The cabinet yesterday approved the draft Bangladesh Road Transport Authority (BRTA) Act-2015 to make the organisation legally stronger.

BRTA's legal base is not strong enough because road transport activities are run as per the Motor Vehicles Ordinance-1983, said Cabinet Secretary M Musharraf Hossain Bhuiyan.

The proposed law will replace the ordinance.

Musharraf said the law would bring order in the motor vehicles and road transport system, making it technology based, environment-friendly, sustainable, and time efficient.

He was addressing reporters after the cabinet met at Bangladesh Secretariat.

The draft BRTA act was prepared through a long process of verification, inter-ministerial meetings, and opinion sharing of the stakeholders, he added.

The draft, with 28 sections and 72 sub-sections, proposes creation of a company under the law in the future.

The cabinet also endorsed the proposed Paira Port Project (Land Acquisition) Act-2015, subject to a law ministry review, with a provision to promptly compensate the affected land owners.

The country's third seaport is planned in the Paira river of Patuakhali.

As per the law if anyone builds any structure with an ill-motive or against people's interest changing the category of the land like turning farmland into commercial land, then he or she will not get the compensation, said Musharraf.

The draft Bangabandhu Science and Technology Fellowship Trust Act-2015 was also approved for creation of a trust fund after the father of the nation.

The cabinet also decided to enact an umbrella law for forming trusts in the public sector so that there is no need to frame a separate law for each government trust, the secretary said.

It asked the industries ministry to further review the draft National Quality Standard (Goods and Services) Policy-2015 in consultation with the stakeholders.
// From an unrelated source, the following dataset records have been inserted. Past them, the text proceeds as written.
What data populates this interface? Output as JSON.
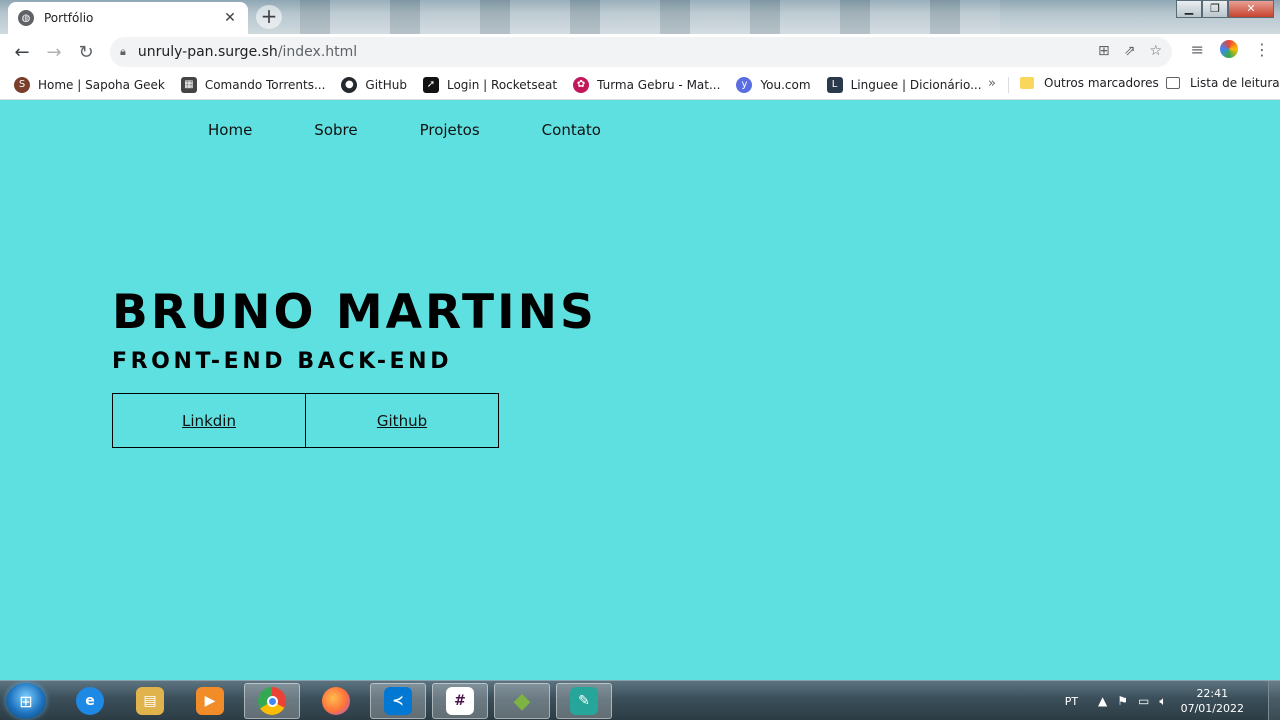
{
  "browser": {
    "tab": {
      "title": "Portfólio",
      "close_glyph": "✕"
    },
    "new_tab_glyph": "+",
    "window_controls": {
      "minimize": "▁",
      "maximize": "❐",
      "close": "✕"
    },
    "address": {
      "host": "unruly-pan.surge.sh",
      "path": "/index.html"
    },
    "bookmarks": [
      {
        "label": "Home | Sapoha Geek",
        "icon": "sapoha-geek-icon",
        "color": "#7a3f2a",
        "glyph": "S"
      },
      {
        "label": "Comando Torrents...",
        "icon": "comando-torrents-icon",
        "color": "#444444",
        "glyph": "▦"
      },
      {
        "label": "GitHub",
        "icon": "github-icon",
        "color": "#24292e",
        "glyph": "●"
      },
      {
        "label": "Login | Rocketseat",
        "icon": "rocketseat-icon",
        "color": "#121214",
        "glyph": "➚"
      },
      {
        "label": "Turma Gebru - Mat...",
        "icon": "gebru-icon",
        "color": "#c2185b",
        "glyph": "✿"
      },
      {
        "label": "You.com",
        "icon": "you-com-icon",
        "color": "#5b6ee1",
        "glyph": "y"
      },
      {
        "label": "Linguee | Dicionário...",
        "icon": "linguee-icon",
        "color": "#2b3a4a",
        "glyph": "L"
      }
    ],
    "more_glyph": "»",
    "other_bookmarks": "Outros marcadores",
    "reading_list": "Lista de leitura"
  },
  "page": {
    "nav": {
      "home": "Home",
      "sobre": "Sobre",
      "projetos": "Projetos",
      "contato": "Contato"
    },
    "name": "BRUNO MARTINS",
    "role": "FRONT-END BACK-END",
    "buttons": {
      "linkedin": "Linkdin",
      "github": "Github"
    },
    "colors": {
      "background": "#5fe0e0",
      "text": "#000000"
    }
  },
  "taskbar": {
    "apps": [
      {
        "name": "internet-explorer",
        "glyph": "e",
        "color": "#1e88e5"
      },
      {
        "name": "file-explorer",
        "glyph": "▤",
        "color": "#e0b34c"
      },
      {
        "name": "media-player",
        "glyph": "▶",
        "color": "#f28c28"
      },
      {
        "name": "chrome",
        "glyph": "◉",
        "color": "#34a853"
      },
      {
        "name": "firefox",
        "glyph": "◐",
        "color": "#ff7139"
      },
      {
        "name": "vscode",
        "glyph": "≺",
        "color": "#0078d4"
      },
      {
        "name": "slack",
        "glyph": "#",
        "color": "#4a154b"
      },
      {
        "name": "git",
        "glyph": "◆",
        "color": "#7cb342"
      },
      {
        "name": "paint",
        "glyph": "✎",
        "color": "#26a69a"
      }
    ],
    "language": "PT",
    "time": "22:41",
    "date": "07/01/2022"
  }
}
At the meeting, the cabinet adopted two thanksgiving motions -- one greeting Prime Minister Sheikh Hasina for winning the prestigious "Champions of the Earth Award" for her government's role in addressing climate change issues in Bangladesh, and the other congratulating former chief justice Md Tafazzul Islam and former judge of the High Court Justice Md Awlad Ali for being appointed members of the Permanent Court of Arbitration (PCA) in The Hague, Netherlands, for resolving international disputes.

This is the first time Bangladeshi judges are appointed into the prestigious institution.

The cabinet noted that the "Champions of the Earth Award", the United Nations' highest environmental honour, is the outcome of the PM's visionary leadership.